Es war jedoch für mindestens 30 Minuten das erwartet zähe, schwere Spiel. Paderborn stellte die Räume ganz exzellent zu, ließ dem effzeh sehr wenig Raum zur Entfaltung, setzte auf schnelle Balleroberung und zog damit dem eher trägen Kölner Mittelfeld schnell den Zahn. Immer wieder musste über die Außen gegangen werden, wo dann das Feld viel schneller zu Ende war als die Kölner sich umsortierten und wieder war ein Ball verloren. Das war taktisch und auch fußballerisch ein prima Auftritt des SC. Was fehlte war aber der Druck nach Vorne. Das Tor von Timo Horn stand selten im Mittelpunkt. Wirkliche Gefahr bestand kaum. Daher war das 1:0 schon die eigentliche Entscheidung im Spiel, nur welcher effzeh-Fan mit einem gesunden Mittelmaß an Verstand würde sich darauf verlassen?

Kurz vor Ende der Halbzeit kommen die ersten Gerüchte von den Journalisten vor Ort: “Achtung! CE4 kommt gleich”. “Eichner steht bereit.” “Jetzt ganz stark bleiben, Eichner kommt für Hector”. Im Sekundentakt schlugen die tweets ein und sorgten unter den effzeh-Anhängern für blankes Entsetzen. Wäre hätte gedacht, dass die Einwechslung Eichners nur die Präliminarie für eine wirklich anständige zweite Halbzeit bot, die ich nach den ersten 45 Minuten kein bißchen erwartet habe?

Spätestens nach dem 2:0 durch Ujah war den Paderbornern der Zahn gezogen. In der Folgezeit konnte man echten Fußball im Kölner Westen sehen. Das ist ja schon mal selten genug und macht daher auch richtig Spaß. Mckenna, Maroh, der eingewechselte Chihi und Ujah himself hätten das Torverhältnis weiter zu unseren Gunsten drehen können aber ich will nicht klagen. Das 3:0 machte den Deckel dann ein für alle Mal zu und Ujah startete seinen ekstatischen Lauf Richtung Hennes VIII.

© @fckoeln

Um sich ein Bild über die Stimmung und die Erwartungshaltung in der Stadt zu machen, musste man aber gar nicht bis zum Schlußpfiff warten. Schon vor dem Spiel zeigte die Südkurve, dass sie in ihrem Selbstverständnis nie zweitklassig war oder ist. Konfettiregen, tausende Schals und Fahnen. Herrjeh, was’n Bild. Auslöser war aber eher nicht der SC Paderborn sondern der Besuch der Pariser Ultras der Virage Auteuil (PSG) bei ihren Freunden in Köln. Dennoch eine klasse Aktion! Cudos!
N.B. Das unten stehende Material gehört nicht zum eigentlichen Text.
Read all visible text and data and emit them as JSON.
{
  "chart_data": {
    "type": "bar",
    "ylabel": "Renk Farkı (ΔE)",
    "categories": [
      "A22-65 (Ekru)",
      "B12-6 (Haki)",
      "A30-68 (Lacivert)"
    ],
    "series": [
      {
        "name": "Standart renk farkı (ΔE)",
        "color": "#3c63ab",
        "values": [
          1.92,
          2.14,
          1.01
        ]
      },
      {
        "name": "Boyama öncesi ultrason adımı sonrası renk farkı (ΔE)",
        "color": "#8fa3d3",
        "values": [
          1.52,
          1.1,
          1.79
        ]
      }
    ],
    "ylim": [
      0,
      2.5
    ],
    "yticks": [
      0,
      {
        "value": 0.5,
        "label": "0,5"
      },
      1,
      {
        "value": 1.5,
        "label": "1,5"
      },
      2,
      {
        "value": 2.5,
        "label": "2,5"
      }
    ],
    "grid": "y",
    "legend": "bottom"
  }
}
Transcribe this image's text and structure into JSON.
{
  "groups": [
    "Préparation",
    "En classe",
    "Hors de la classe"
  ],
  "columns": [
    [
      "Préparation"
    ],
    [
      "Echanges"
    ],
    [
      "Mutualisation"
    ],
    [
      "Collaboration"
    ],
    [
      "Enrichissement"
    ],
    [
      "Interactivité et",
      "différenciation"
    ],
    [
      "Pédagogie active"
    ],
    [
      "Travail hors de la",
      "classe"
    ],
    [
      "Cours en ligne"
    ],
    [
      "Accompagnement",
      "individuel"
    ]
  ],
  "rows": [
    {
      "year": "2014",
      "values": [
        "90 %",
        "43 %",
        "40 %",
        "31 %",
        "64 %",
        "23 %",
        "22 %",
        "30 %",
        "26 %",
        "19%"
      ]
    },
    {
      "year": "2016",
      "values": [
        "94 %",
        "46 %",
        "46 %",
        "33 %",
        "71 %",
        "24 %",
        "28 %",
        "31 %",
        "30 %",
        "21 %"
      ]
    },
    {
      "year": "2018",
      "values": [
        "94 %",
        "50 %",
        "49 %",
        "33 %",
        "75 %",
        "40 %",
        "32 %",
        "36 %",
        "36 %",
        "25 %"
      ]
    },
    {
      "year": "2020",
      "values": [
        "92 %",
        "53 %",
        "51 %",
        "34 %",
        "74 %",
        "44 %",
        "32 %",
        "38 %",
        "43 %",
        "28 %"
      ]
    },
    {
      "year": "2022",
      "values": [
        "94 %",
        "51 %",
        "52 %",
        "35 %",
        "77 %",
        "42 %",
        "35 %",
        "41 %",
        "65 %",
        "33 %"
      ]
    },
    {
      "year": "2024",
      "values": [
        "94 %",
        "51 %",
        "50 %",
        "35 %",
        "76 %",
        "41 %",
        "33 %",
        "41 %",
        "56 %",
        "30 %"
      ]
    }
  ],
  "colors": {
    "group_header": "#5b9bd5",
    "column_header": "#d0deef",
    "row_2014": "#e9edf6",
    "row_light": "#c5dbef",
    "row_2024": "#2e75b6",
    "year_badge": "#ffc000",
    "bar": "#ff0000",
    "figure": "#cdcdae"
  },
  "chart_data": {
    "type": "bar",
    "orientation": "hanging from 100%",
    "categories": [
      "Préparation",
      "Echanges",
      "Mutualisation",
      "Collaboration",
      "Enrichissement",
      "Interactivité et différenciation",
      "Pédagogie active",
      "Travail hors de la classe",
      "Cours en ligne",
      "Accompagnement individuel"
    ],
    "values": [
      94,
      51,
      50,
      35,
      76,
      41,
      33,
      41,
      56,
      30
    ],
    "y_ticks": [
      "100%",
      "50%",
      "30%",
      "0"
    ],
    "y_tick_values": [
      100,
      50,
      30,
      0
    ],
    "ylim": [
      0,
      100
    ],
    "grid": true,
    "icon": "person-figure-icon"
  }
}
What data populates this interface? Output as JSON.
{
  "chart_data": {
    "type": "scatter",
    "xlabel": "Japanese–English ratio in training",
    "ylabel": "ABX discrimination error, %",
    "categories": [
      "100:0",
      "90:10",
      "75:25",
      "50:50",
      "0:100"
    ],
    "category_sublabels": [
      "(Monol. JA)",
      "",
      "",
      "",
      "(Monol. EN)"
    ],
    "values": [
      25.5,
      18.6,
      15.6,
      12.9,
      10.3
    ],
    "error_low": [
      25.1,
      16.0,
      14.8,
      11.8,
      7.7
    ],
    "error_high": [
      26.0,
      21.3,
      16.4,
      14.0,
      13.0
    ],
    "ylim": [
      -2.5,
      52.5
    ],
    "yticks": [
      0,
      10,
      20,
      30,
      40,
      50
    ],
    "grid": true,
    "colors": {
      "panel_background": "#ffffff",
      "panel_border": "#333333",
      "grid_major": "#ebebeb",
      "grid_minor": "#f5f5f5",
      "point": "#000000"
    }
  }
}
Nun ist also das Rennen um den dritten Platz wirklich ein Rennen. Punktgleich mit Lautern, die am Montag in Braunschweig antreten müssen, das knapp schlechtere Torverhältnis aber eben noch ein ausstehender direkter Vergleich. Ich kann mir nicht vorstellen, dass in den nächsten Wochen schon eine Vorentscheidung fallen wird auch weil ich dem Braten aus Braunschweig noch nicht richtig traue. Elf Punkte sind zwar ‘ne Menge aber es sind auch eben noch 27 Punkte zu vergeben. Mal schauen.

Mittlerweile ist mir dann auch klar, dass man gewisse Mechanismen und Automatismen nicht ankämpfen sollte. Es wird bis zum Ende der Saison Stimmung für den Aufstieg gemacht werden, ungeachtet der Konsequenzen, die sich daraus ergeben. Okay. Muss und kann ich mit leben. Der EXPRESS hievte die Titelseite heute wieder in Richtung Wahnsinn (“YES we Köln!”), die Foren quillen über, die Leute auf der Strasse sind wieder im Voll-Effzeh-Modus und verschämt kommen auch wieder die ersten Fahnen an die Fenster. Heute hab ich gesehen wie ein Kunde vor der Bäckerei seinen Schal aus dem Kofferraum holte und auf die Hutablage drapierte. So ist das hier bei uns. Da kommste auch nicht gegen an. Alle warnenden Worte sind spätestens nach diesem Samstag nur leere Töne. Da kann man auch mit der Hundeflöte pfeifen, hört auch niemand.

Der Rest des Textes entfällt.